Se moldea la arcilla para hacer la vasija,

pero de su vacío depende el uso del recipiente.

Se abren puertas y ventanas en los muros de una casa,

y es el vacío lo que permite habitarla.

En el ser centramos nuestro interés,

pero del no-ser depende la utilidad. ”

Tao Te Ching

Verso 11

 

 

PRACTICA EL NO HACER

El vacío.

Las reflexiones recogidas en el Camino del Tao hacen continua referencia al equilibrio. Defienden el hacer mediante el no hacer. La arquitectura es, como ya escribimos en otro lugar, un juego de ausencias. Dicen que no es más grande el que más sombra proyecta sino el que más vacío deja cuando se va. La parte hueca de la arquitectura, la parte despejada y libre es la que el ser humano ocupa. El arquitecto se mueve en un ámbito delimitado por libertades, voluntades, necesidades y recursos y, a la vez, entre dos escalas masivas al margen de las mencionadas en el volumen previo: la ingeniería y la artesanía. Recurriendo a la Teoría de las Cinco Pieles de Hundertwasser (1-epidermis; 2-ropa; 3-casa; 4-identidad; 5-Tierra) observamos que la arquitectura tiene una presencia importante en la clasificación. Sin embargo podemos estar tentados de absorber a las categorías colindantes en un gesto de magnánima prepotencia. “Yo puedo” en lugar del “yo podría” y en sustitución del discurso que preconiza el “yo debo”. La arquitectura es vínculo entre el ser humano y el universo, pero no es el único eslabón de la cadena.

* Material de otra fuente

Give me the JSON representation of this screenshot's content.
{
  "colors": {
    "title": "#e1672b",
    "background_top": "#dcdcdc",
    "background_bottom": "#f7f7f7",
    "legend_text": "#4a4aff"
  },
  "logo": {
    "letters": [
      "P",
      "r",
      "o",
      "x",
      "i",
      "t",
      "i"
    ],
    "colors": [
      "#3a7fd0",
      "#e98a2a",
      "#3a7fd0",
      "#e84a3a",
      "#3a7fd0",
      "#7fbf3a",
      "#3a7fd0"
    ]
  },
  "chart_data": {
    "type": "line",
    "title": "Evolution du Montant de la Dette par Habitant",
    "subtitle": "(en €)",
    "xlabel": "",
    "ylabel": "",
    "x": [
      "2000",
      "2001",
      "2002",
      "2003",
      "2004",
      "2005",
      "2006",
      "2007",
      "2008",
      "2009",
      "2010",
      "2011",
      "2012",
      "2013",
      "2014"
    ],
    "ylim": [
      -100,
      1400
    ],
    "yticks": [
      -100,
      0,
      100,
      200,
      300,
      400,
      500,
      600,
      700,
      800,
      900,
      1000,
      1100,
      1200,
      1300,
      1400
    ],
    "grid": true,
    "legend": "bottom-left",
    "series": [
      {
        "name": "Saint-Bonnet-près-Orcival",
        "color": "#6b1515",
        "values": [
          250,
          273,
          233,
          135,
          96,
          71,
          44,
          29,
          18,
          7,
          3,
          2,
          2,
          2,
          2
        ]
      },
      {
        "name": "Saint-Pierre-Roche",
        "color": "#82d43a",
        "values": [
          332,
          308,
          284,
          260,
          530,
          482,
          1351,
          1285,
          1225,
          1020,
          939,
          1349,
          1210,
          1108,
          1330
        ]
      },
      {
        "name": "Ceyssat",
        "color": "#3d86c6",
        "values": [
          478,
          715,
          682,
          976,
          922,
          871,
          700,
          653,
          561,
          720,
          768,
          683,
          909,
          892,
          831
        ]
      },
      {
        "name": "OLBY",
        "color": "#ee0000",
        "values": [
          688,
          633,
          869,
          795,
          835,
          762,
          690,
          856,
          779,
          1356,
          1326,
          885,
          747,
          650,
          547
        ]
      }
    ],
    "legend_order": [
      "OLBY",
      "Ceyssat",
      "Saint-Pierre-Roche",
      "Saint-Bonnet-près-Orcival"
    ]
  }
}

Esta apreciación nos insta a ser concisos, a intervenir en el punto que nos corresponde y a retirarnos cuando es otra la especialidad que ha de intervenir. La ausencia como elemento sistémico es indispensable para depurar tanto procesos mentales como de ejecución. Cuando la mano del hombre ha de asirse a un picaporte o cuando ha de embarcarse hacia otro planeta hemos de ser conscientes de que entramos en otra disciplina, en otra ciencia y ser humildes como para asumir que lo que se precisa del arquitecto, llegados a ese punto, es su ausencia.

El “no edificio” y el proceso.

Ábalos y otros académicos discutían hace un año acerca de los contenidos del Proyecto de Fin de Grado en Arquitectura. Si bien la elección de la ausencia pura de edificio no se planteaba como opción directa, sí se incidía en la necesidad de hacer prioritario el proceso frente al resultado. Procedural, como se dice actualmente. La realidad física surgida de condicionantes del proceso inherentes al mismo. Pablo Picasso decía que la miga de pan bajo el lienzo que desvía la trayectoria del trazo también es parte de la obra de arte. La manida frase de “el viaje es el camino” cobra nueva relevancia a la hora de hacer arquitectura y la comunidad académica así lo admite.

Las últimas décadas han mostrado que la arquitectura puede cristalizar en innumerables combinaciones y que, al igual que sucede con los átomos de Carbono, algunas de ellas darán como resultado combustible para hogueras y otras verdaderas piedras preciosas. No solo se trata de conceptualizar y definir un edificio sino de los estratos de información que subyacen a la aparición de esa última y singular realidad física. Son esos estratos los que, al final del proceso, cualifican al artífice para que responda sea cual sea la pregunta. No hay nada gratuito, nada accesorio, pero hemos de tener en cuenta que la pregunta en el desarrollo nunca ha sido ¿por qué?, sino ¿por qué no?.